After considering the various approaches taken by the courts in deciding the timeliness of a notice of removal when there are multiple defendants served at different times, the court FINDS that remand is not appropriate in this case. Specifically, the court FINDS that the considerations that motivated the Supreme Court in Murphy Brothers also counsel in favor of the later-served defendant rule i.e., that each defendant has thirty days to remove starting from the time service of process is effected on that defendant. This requires that any previously-served defendant be allowed to consent to join in removal even after the expiration of their own thirty-day time limitation. Once the thirty-day time period for the first-served defendants has expired, however, the firstserved defendants are no longer allowed to initiate a petition for removal. In this case, the later-served Individual Defendants filed a timely notice of removal and the first-served City Defendants joined in that notice of removal. Accordingly, the court DENIES the plaintiffs motion to remand.

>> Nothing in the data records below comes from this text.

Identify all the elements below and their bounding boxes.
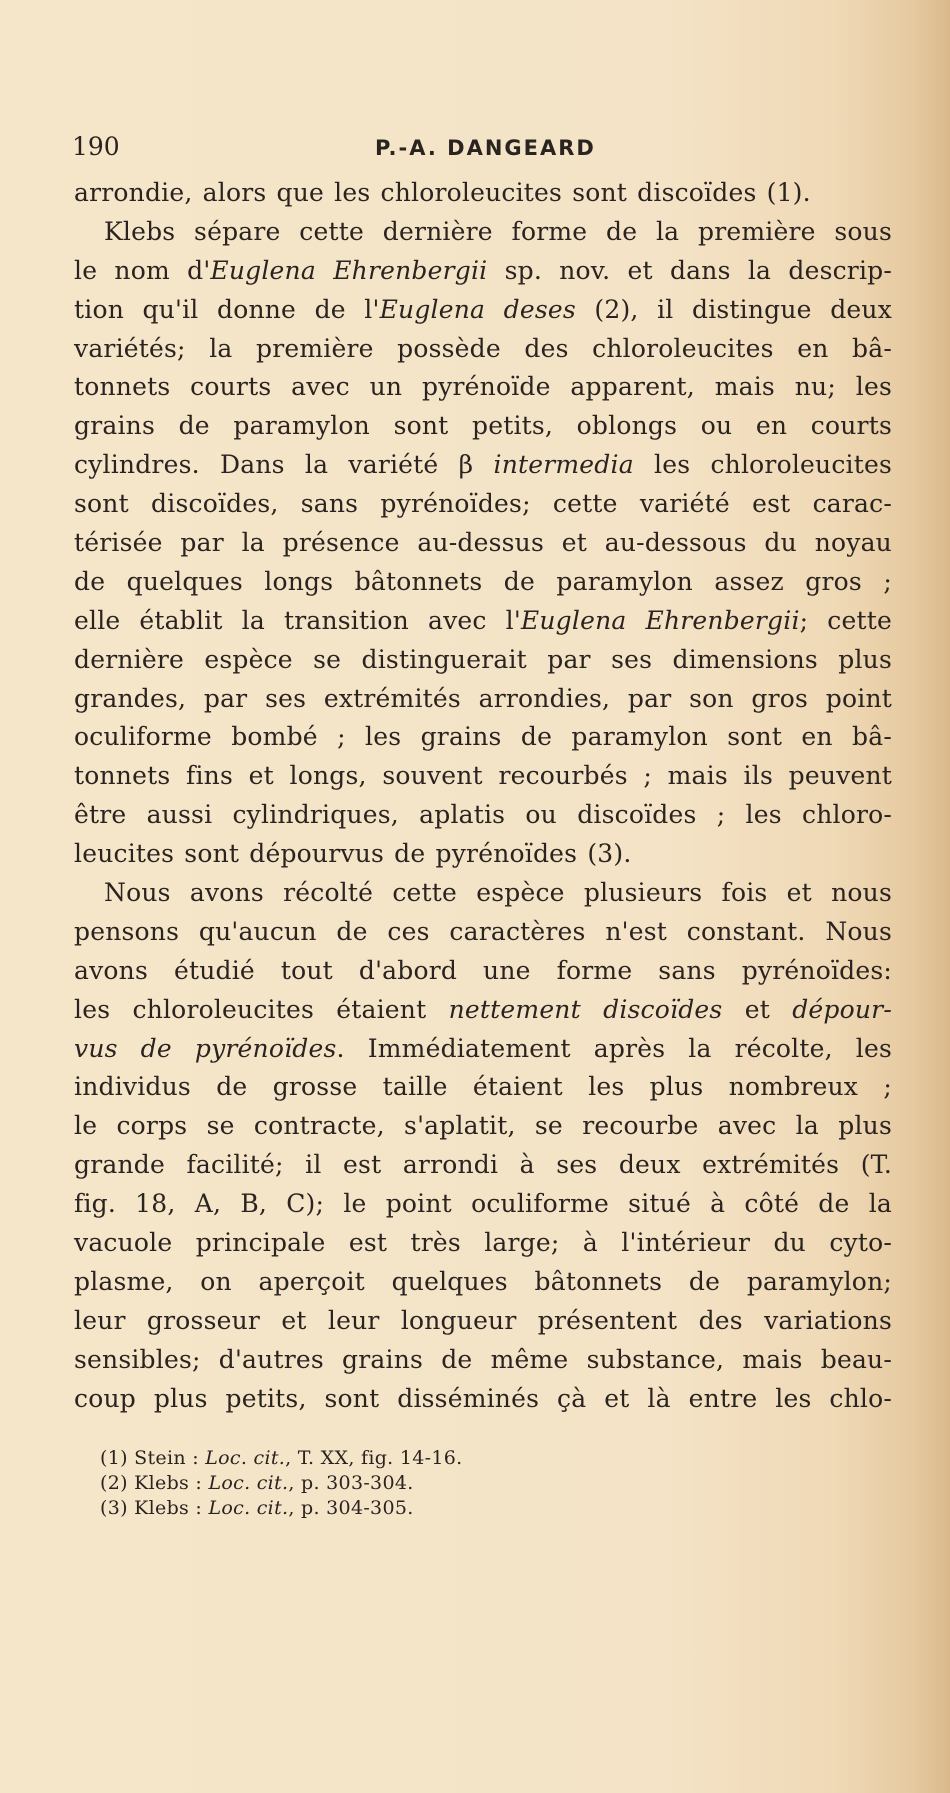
line-text: individus de grosse taille étaient les plus nombreux ;: [74, 1072, 892, 1102]
line-text: dernière espèce se distinguerait par ses dimensions plus: [74, 644, 892, 674]
text-line: [74, 796, 892, 835]
line-text: le nom d': [74, 255, 211, 285]
line-text: sp. nov. et dans la descrip-: [487, 255, 893, 285]
footnote-text: , T. XX, fig. 14-16.: [285, 1447, 463, 1469]
footnote-text: , p. 303-304.: [288, 1472, 414, 1494]
text-line: [74, 174, 892, 213]
text-line: [74, 524, 892, 563]
body-text: [74, 174, 892, 1419]
text-line: [74, 213, 892, 252]
line-text: sensibles; d'autres grains de même substance, mais beau-: [74, 1344, 892, 1374]
italic-text: dépour-: [792, 994, 892, 1024]
text-line: [74, 1068, 892, 1107]
footnote-text: (2) Klebs :: [100, 1472, 209, 1494]
footnote-italic-text: Loc. cit.: [205, 1447, 286, 1469]
line-text: coup plus petits, sont disséminés çà et là entre les chlo-: [74, 1383, 892, 1413]
line-text: Klebs sépare cette dernière forme de la première sous: [104, 216, 892, 246]
line-text: grande facilité; il est arrondi à ses deux extrémités (T.: [74, 1150, 892, 1180]
text-line: [74, 757, 892, 796]
text-line: [74, 1185, 892, 1224]
text-line: [74, 680, 892, 719]
line-text: . Immédiatement après la récolte, les: [336, 1033, 892, 1063]
line-text: avons étudié tout d'abord une forme sans pyrénoïdes:: [74, 955, 892, 985]
line-text: les chloroleucites étaient: [74, 994, 449, 1024]
text-line: [74, 602, 892, 641]
line-text: grandes, par ses extrémités arrondies, par son gros point: [74, 683, 892, 713]
footnote-text: , p. 304-305.: [288, 1497, 414, 1519]
text-line: [74, 1224, 892, 1263]
line-text: arrondie, alors que les chloroleucites sont discoïdes (1).: [74, 178, 811, 207]
line-text: térisée par la présence au-dessus et au-dessous du noyau: [74, 528, 892, 558]
line-text: et: [722, 994, 793, 1024]
text-line: [74, 1302, 892, 1341]
text-line: [74, 1341, 892, 1380]
line-text: variétés; la première possède des chloroleucites en bâ-: [74, 333, 892, 363]
line-text: pensons qu'aucun de ces caractères n'est constant. Nous: [74, 916, 892, 946]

The court DIRECTS the Clerk to send a copy of this Order to counsel of record and any unrepresented party, and DIRECTS the Clerk to post this published opinion at http://www.wvsd.uscourts.gov.


[1] At the defendants' request, Ratcliff agreed to extend the deadline for the defendants' answer or responsive pleading from May 26, 2003, until June 3, 2003. An extension to a responsive pleading deadline does not extend the statutorily mandated removal period. See Prowell v. W. Chem. Products, Inc., 678 F. Supp. 553, 555 (E.D.Pa.1988); Transp. Indent. Co. v. Fin. Trust Co., 339 F. Supp. 405, 408 (C.D.Cal.1972) (holding that a stipulation to extend the time to move, answer, or otherwise respond does not have the effect of authorizing or consenting to jurisdiction of the federal court).

[2] The rule of unanimity provides that "for a notice of removal to be properly before the court, all defendants who have been served or otherwise properly joined in the action must join in the removal, or file a written consent to the removal." Brierly v. Alusuisse Flexible Packaging, Inc., 184 F.3d 527, 533 n. 3 (6th Cir. 1999).

[3] The majority of scholarly articles considering the issue have rejected the Fifth Circuit's approach. See, e.g., Howard B. Stravitz, Recocking the Removal Trigger, 53 S.C.L.Rev. 185, 200-04 (2002); C. Todd Hagins, Sands in an Hourglass: Solving the Puzzle of Time Limits for Removal to Federal Court, 68 Def. Couns. J. 421, 428-31 (2001) (noting that "[t]he last-served defendant rule respects the limits of a court's jurisdiction and Congressional intent to give defendants 30 days from the time the court asserts jurisdiction over them to decide on removal"); Comment, Barbara A. Wiesman, Applying Murphy Bros. v. Michetti Pipe Stringing, Inc. to Removal in Multiple Defendant Lawsuits, 34 Loy. L.A. L.Rev. 323, 330-33 (2000); Comment, Derek S. Hollingsworth, Section 1446: Remedying the Fifth Circuit's Removal Trap, 49 Baylor L.Rev. 157, 162-73 (1997).

[4] "Dictum includes `any statement of the law enunciated by the court merely by way of illustration, argument, analogy, or suggestion.'" Branch v. Coca-Cola Bottling Co., 83 F. Supp. 2d 631, 634 n. 12 (D.S.C.2000) (quoting Black's Law Dictionary 454 (6th ed.1990)).